James Y Knight foom at fuhm.net
Sun Apr 3 21:52:34 MDT 2005


> [23:46] <exarkun> So, um, to back up and perhaps narrow scope slightly
> [23:46] <exarkun> The current code does the right thing, I think, 
> except when the platform lacks threads
> [23:46] <exarkun> it does more than it needs to, probably, but it 
> doesn't look like it ever does anything that's plain wrong
> [23:47] <exarkun> platforms that lack thread support need to just not 
> have registerAsIOThread called, or registerAsIOThread needs to be a 
> no-op on those platforms

It already is, and always has been. From The Source:

def registerAsIOThread():
     """Mark the current thread as responsable for I/O requests.
     """
     global threaded
     global ioThread
     if threaded:
         import thread
         ioThread = thread.get_ident()


> [23:48] <exarkun> Correction: registerAsIOThread in __init__ on a 
> thread-supporting platform is also sub-optimal now, as it forces the 
> import of the thread module when we may not actually need it.

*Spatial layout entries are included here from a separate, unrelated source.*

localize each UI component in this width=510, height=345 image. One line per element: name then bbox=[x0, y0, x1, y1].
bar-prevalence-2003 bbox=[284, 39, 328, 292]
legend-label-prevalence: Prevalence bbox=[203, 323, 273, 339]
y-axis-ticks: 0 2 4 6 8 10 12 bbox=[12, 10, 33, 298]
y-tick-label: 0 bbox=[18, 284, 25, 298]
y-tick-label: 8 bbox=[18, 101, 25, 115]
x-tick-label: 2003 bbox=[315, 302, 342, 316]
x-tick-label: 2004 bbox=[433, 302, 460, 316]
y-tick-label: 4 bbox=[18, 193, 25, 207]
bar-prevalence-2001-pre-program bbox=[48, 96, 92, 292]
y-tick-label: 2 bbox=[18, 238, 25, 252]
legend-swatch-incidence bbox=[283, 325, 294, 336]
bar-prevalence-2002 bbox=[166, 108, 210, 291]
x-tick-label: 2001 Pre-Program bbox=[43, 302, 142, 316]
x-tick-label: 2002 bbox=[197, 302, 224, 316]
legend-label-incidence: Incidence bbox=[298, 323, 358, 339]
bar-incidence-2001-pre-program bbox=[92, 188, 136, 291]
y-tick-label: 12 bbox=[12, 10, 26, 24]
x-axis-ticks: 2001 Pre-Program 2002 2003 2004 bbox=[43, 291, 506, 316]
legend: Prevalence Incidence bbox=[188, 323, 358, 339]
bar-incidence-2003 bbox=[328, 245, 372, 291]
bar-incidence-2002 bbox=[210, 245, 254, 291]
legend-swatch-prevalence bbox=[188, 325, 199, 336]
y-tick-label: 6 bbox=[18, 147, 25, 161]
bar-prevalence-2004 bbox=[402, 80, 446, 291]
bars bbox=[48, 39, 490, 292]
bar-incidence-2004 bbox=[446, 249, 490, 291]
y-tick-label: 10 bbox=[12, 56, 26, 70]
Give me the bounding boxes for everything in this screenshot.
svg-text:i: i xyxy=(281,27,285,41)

But it doesn't. See above. It is *because* of the behavior of doing 
nothing when threadable.init(1) has not yet been called that 
whenThreaded(registerAsIOThread) is necessary.

> [23:54] <glyph> Yes, but having iterate() behave in random, 
> non-deterministic, broken ways in edge cases is preserving its current 
> behavior :)

So, the reasoning for re-breaking iterate() is that iterate is also 
broken in some other way, and thus it should remain broken in this 
regard too? How does that even make a bit of sense?

Of course, right now, the only place isInIOThread is ever used in 
twisted is in reactor's wakeUp function, and there, it does not matter 
(except for efficiency) that it will always return False. So, we could 
simplify isInIOThread to "return False" and call it a feature.

A better solution may be to get rid of all this mess, and just make it 
so that if the thread module is available, it is used. Forget the 
"threaded mode" nonsense, and just make threaded-or-not something that 
has to be determined once, and finally, at startup.